Frustrations continued to flare last week at the Santa Barbara City College Board of Trustees meeting. More than 100 concerned Adult Education students and faculty turned out late Thursday afternoon to bemoan the administration’s recent decision to cancel a vast majority of their summer offerings in the name of fiscal prudence, and to criticize the manner in which the decision was made. In fact, many in attendance — taking their cue from an official message on the school’s Web site for much of the past month — thought the meeting was going to see the trustees actually deliberate about and vote on the summer course cuts, but rather, as the afternoon turned to evening, it was apparent to all in attendance that the decision had been made prior to the public event. Lynda Fairly, the former head of SBCC’s Adult Ed program, took the board and the current administration to task during an emotional round of public comment. “Our program is truly cherished in this community … But the problem today is shared governance — we don’t have it.”

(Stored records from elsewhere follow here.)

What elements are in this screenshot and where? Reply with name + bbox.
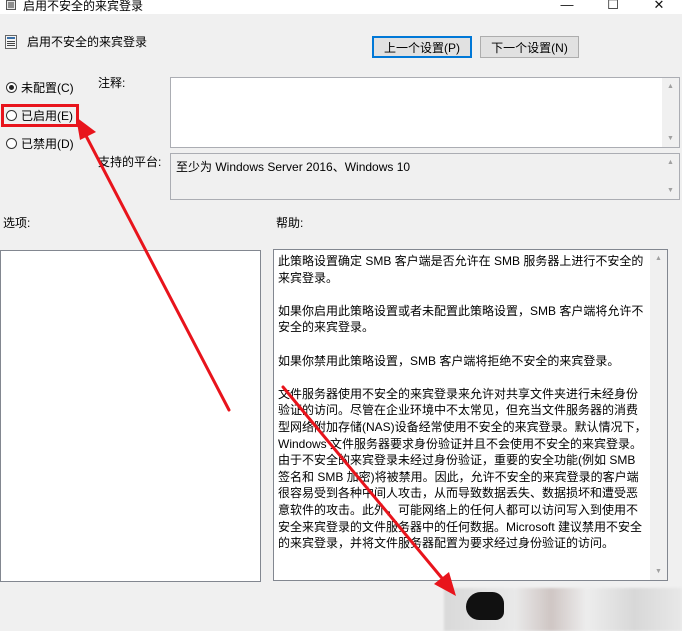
help-panel: 此策略设置确定 SMB 客户端是否允许在 SMB 服务器上进行不安全的来宾登录。… xyxy=(273,249,668,581)
policy-setting-icon xyxy=(5,35,17,49)
radio-label: 已禁用(D) xyxy=(21,136,74,151)
scroll-up-icon[interactable]: ▲ xyxy=(650,250,667,267)
scroll-down-icon[interactable]: ▼ xyxy=(662,130,679,147)
radio-not-configured[interactable]: 未配置(C) xyxy=(6,79,74,95)
options-panel xyxy=(0,250,261,582)
options-label: 选项: xyxy=(3,216,31,230)
comment-scrollbar[interactable]: ▲ ▼ xyxy=(662,78,679,147)
annotation-highlight-box xyxy=(1,104,79,127)
previous-setting-button[interactable]: 上一个设置(P) xyxy=(372,36,472,58)
radio-label: 未配置(C) xyxy=(21,80,74,95)
redaction-mark xyxy=(466,592,504,620)
platform-field: 至少为 Windows Server 2016、Windows 10 ▲ ▼ xyxy=(170,153,680,200)
close-button[interactable]: ✕ xyxy=(636,0,682,14)
comment-field[interactable]: ▲ ▼ xyxy=(170,77,680,148)
radio-button[interactable] xyxy=(6,81,17,93)
comment-label: 注释: xyxy=(98,76,126,90)
maximize-button[interactable]: ☐ xyxy=(590,0,636,14)
platform-scrollbar[interactable]: ▲ ▼ xyxy=(662,154,679,199)
radio-button[interactable] xyxy=(6,137,17,149)
help-paragraph: 如果你启用此策略设置或者未配置此策略设置，SMB 客户端将允许不安全的来宾登录。 xyxy=(278,303,644,335)
scroll-up-icon[interactable]: ▲ xyxy=(662,78,679,95)
help-text: 此策略设置确定 SMB 客户端是否允许在 SMB 服务器上进行不安全的来宾登录。… xyxy=(278,253,647,568)
radio-disabled[interactable]: 已禁用(D) xyxy=(6,135,74,151)
help-label: 帮助: xyxy=(276,216,304,230)
scroll-up-icon[interactable]: ▲ xyxy=(662,154,679,171)
platform-value: 至少为 Windows Server 2016、Windows 10 xyxy=(176,160,411,174)
next-setting-button[interactable]: 下一个设置(N) xyxy=(480,36,579,58)
window-title: 启用不安全的来宾登录 xyxy=(23,0,144,13)
policy-title: 启用不安全的来宾登录 xyxy=(27,35,148,49)
policy-setting-icon xyxy=(6,0,16,10)
help-scrollbar[interactable]: ▲ ▼ xyxy=(650,250,667,580)
policy-dialog-window: 启用不安全的来宾登录 — ☐ ✕ 启用不安全的来宾登录 上一个设置(P) 下一个… xyxy=(0,0,682,631)
minimize-button[interactable]: — xyxy=(544,0,590,14)
platform-label: 支持的平台: xyxy=(98,155,162,169)
annotation-arrowhead xyxy=(76,117,96,140)
help-paragraph: 此策略设置确定 SMB 客户端是否允许在 SMB 服务器上进行不安全的来宾登录。 xyxy=(278,254,644,285)
scroll-down-icon[interactable]: ▼ xyxy=(662,182,679,199)
help-paragraph: 如果你禁用此策略设置，SMB 客户端将拒绝不安全的来宾登录。 xyxy=(278,353,620,368)
scroll-down-icon[interactable]: ▼ xyxy=(650,563,667,580)
title-bar: 启用不安全的来宾登录 — ☐ ✕ xyxy=(0,0,682,14)
help-paragraph: 文件服务器使用不安全的来宾登录来允许对共享文件夹进行未经身份验证的访问。尽管在企… xyxy=(278,386,647,551)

Interestingly enough, representatives from both the Associated Continuing Education Students (ACES) group and the SBCC Continuing Ed Teachers Association also spoke during public comment, crying foul about the decision and formally withdrawing their support for it after recently finding out the school currently enjoys a several-million-dollar-strong budget surplus after cancelling classes last year and converting dozens of offerings from free to fee-based this past winter. “We have a budget surplus, we have ample reserves, yet the cuts and cancellations continue,” said ACES representative Marsha Croninger. “This is an educational institution — this isn’t a bank.”

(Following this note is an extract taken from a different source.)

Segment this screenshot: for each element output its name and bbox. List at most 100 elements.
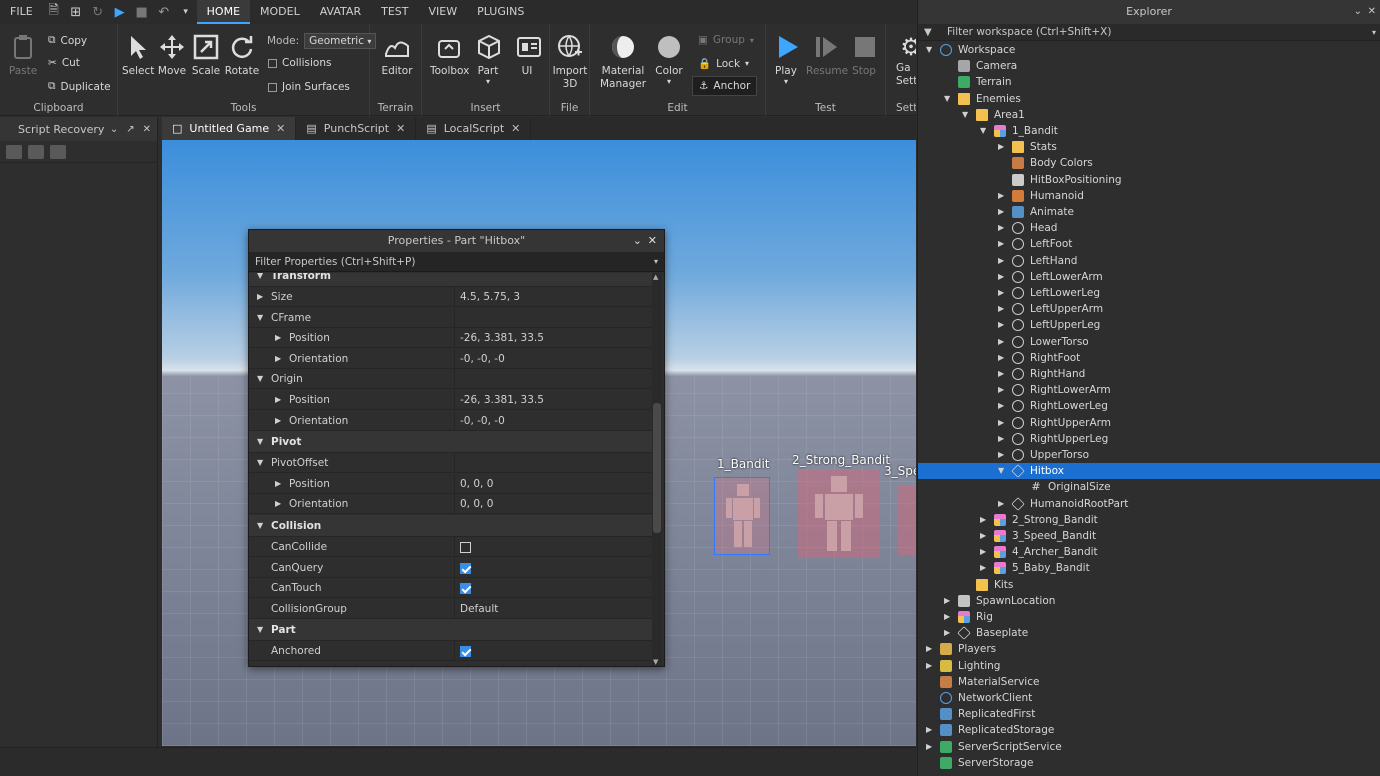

For their part, both SBCC President Andreea Serban and several of the trustees, pointing to the many hundreds of course offerings slated for when classes resume in the fall, bristled at the notion that the school does not support Adult Ed. As for the recent revelation that projections of a budget deficit are in fact multimillion-dollar surpluses, Serban explained that the extra dough is a much-needed blessing given the current state of economics in Sacramento and the possibility that the school will not receive its monthly apportionment payments this summer and into the fall should budget talks stall.